La Guiteras, la eterna novia de los apagones: promete volver a funcionar (otra vez)

Imagen/ Periódico Girón
La termoeléctrica más importante de Cuba podría reanudar operaciones este lunes tras acumular su novena avería del año. Las reparaciones incluyen costosas soldaduras en la caldera, una pieza que los técnicos parchan mientras el país se mantiene a oscuras. La población responde con escepticismo: «Eso no es mentira, Antonio debe estar llegando de Varadero en la mañana y se incorpora normal a su centro de trabajo como si nada hubiera pasado».
El parte diario de la Unión Eléctrica (UNE) volvió a sonar a disco rayado este fin de semana. La Central Termoeléctrica Antonio Guiteras, el principal bloque de generación del país, podría volver al sistema este lunes si las pruebas hidráulicas no arrojan nuevos defectos . Las declaraciones del director de la planta, Román Pérez Castañeda, fueron optimistas, pero cargadas de condicionales: habrá que esperar a los resultados de las radiografías a las soldaduras para confirmar si la unidad puede reengancharse sin explotar .
La última semana ha sido un calvario para el ya maltrecho Sistema Electroenergético Nacional (SEN). La Guiteras sufrió tres salidas consecutivas en muy poco tiempo: primero por una avería en el recalentador de alta temperatura (ocho tubos reventados), luego por un problema en el calentador de aire regenerativo y, finalmente, por una fuga en el economizador . El pasado jueves 14 de mayo, a las 4:58 a.m., la planta volvió a desconectarse por una pérdida de agua en la caldera, lo que elevó el déficit de generación a más de 2.200 MW y dejó a millones de cubanos sumidos en la oscuridad .
⚙️ La máquina de parchear agujeros: ¿remiendo o solución?
El ingeniero Pérez Castañeda detalló las labores Hércules que se están realizando en la vieja infraestructura. En el economizador hay que cambiar dos tramos de dos curvas, lo que implica cuatro cordones de soldadura . En el sobrecalentador ya se completaron tres de los cuatro cordones necesarios. Mientras tanto, en los calentadores de aire regenerativo se ejecutan ajustes y se aprovecha la parada para limpiar el horno de la caldera, donde se acumulaban toneladas de ceniza y escoria .
Los técnicos también están corrigiendo un problema de hermeticidad en la parte inferior de la caldera, una falla que provocó la salida de gases y material incandescente durante casi una hora .

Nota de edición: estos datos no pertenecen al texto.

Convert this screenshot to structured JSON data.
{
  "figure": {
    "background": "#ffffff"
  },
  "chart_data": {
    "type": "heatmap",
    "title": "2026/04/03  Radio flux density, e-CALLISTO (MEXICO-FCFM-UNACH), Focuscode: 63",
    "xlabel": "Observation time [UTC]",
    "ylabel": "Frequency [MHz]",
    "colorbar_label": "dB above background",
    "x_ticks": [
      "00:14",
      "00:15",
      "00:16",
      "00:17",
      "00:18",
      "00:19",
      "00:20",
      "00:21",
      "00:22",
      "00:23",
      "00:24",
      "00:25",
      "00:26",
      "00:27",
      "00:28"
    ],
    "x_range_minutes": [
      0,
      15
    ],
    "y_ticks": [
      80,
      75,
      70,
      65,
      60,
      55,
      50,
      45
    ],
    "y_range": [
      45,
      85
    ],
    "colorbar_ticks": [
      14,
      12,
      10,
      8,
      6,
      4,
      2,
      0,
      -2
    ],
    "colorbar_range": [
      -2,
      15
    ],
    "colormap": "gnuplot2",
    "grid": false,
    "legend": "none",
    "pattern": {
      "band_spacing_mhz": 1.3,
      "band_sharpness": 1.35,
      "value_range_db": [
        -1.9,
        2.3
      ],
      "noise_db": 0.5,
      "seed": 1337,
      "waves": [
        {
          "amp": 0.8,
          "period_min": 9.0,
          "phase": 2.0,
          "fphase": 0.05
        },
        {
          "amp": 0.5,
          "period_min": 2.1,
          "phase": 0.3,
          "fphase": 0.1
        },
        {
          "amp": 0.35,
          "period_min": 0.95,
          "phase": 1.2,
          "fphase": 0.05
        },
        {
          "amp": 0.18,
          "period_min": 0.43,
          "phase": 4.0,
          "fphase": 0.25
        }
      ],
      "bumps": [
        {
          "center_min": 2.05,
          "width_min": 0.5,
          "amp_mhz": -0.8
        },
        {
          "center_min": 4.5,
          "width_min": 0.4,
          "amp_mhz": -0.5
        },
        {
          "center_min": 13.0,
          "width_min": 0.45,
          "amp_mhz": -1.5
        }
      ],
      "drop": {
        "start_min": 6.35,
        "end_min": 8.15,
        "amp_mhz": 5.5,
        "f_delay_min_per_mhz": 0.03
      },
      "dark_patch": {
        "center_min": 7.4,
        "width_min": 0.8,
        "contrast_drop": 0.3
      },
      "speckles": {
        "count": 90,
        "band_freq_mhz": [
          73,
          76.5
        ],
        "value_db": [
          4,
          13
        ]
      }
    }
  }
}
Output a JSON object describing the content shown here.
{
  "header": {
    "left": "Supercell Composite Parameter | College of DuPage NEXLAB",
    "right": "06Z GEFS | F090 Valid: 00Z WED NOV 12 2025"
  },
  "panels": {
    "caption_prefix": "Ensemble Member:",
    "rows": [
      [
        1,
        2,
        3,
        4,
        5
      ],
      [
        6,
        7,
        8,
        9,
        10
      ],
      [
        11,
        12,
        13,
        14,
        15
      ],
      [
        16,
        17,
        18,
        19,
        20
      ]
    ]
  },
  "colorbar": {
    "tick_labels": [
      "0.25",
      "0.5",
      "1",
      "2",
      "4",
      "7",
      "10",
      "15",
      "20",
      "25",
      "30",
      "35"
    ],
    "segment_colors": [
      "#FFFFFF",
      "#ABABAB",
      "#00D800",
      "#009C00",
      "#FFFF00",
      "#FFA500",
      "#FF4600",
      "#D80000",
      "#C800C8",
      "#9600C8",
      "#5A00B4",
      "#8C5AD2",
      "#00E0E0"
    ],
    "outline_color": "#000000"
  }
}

🗣️ El escepticismo social en su máximo esplendor
Mientras los ingenieros sudan la gota gorda en Matanzas, los usuarios de redes sociales ya no se toman en serio los anuncios triunfalistas. Un comentario que se volvió viral en Facebook ironiza sobre la normalidad con que la dirección de la planta maneja las crisis: «Eso no es mentira… con buen tiempo… Antonio debe estar llegando de Varadero en la mañana y se incorpora normal a su centro de trabajo como si nada hubiera pasado… el k puede puede» .
La frase revela la percepción popular de que quienes manejan el sector eléctrico gozan de privilegios que contrastan con la realidad del ciudadano común. Mientras ellos descansan en el balneario, el resto del país se cocina en sus casas sin ventiladores ni neveras que conserven la comida.
Internautas de todo el archipiélago han calificado la planta de «chatarra» que ya no resiste más remiendos . Algunos hasta pidieron que se paralice definitivamente para evitar un accidente mayor, ya que la caldera está fabricada con aceros especiales que, tras 38 años de operación sin un overhaul de资本, han perdido resistencia .
⚡ La «tormenta perfecta» de la crisis energética
La salida de la Guiteras no es una anécdota aislada; es el síntoma de un sistema colapsado en todos sus frentes. El ministro de Energía y Minas, Vicente de la O Levy, ya había advertido que el país opera «sin ninguna reserva de combustible» . Las termoeléctricas dependen de un crudo nacional pesado que apenas alcanza para cubrir el 40% de la demanda, y los motores de generación distribuida (diésel) llevan meses parados por falta de financiación.
La situación empeora con la llegada del verano. Las altas temperaturas incrementan la demanda de aire acondicionado y ventiladores, justo cuando menos megavatios hay disponibles. Los partes de la Unión Eléctrica del fin de semana no dejaron lugar a dudas: las afectaciones por déficit de capacidad de generación superaron el 60% del territorio nacional en horas pico.
La paradoja entre los discursos oficiales y la realidad callejera es cada vez más insostenible. Mientras los técnicos sudan para pegar con soldadura los tubos de una caldera que chirría, la población sigue esperando que, algún día, las promesas de estabilidad no se las lleve el viento caliente de la madrugada.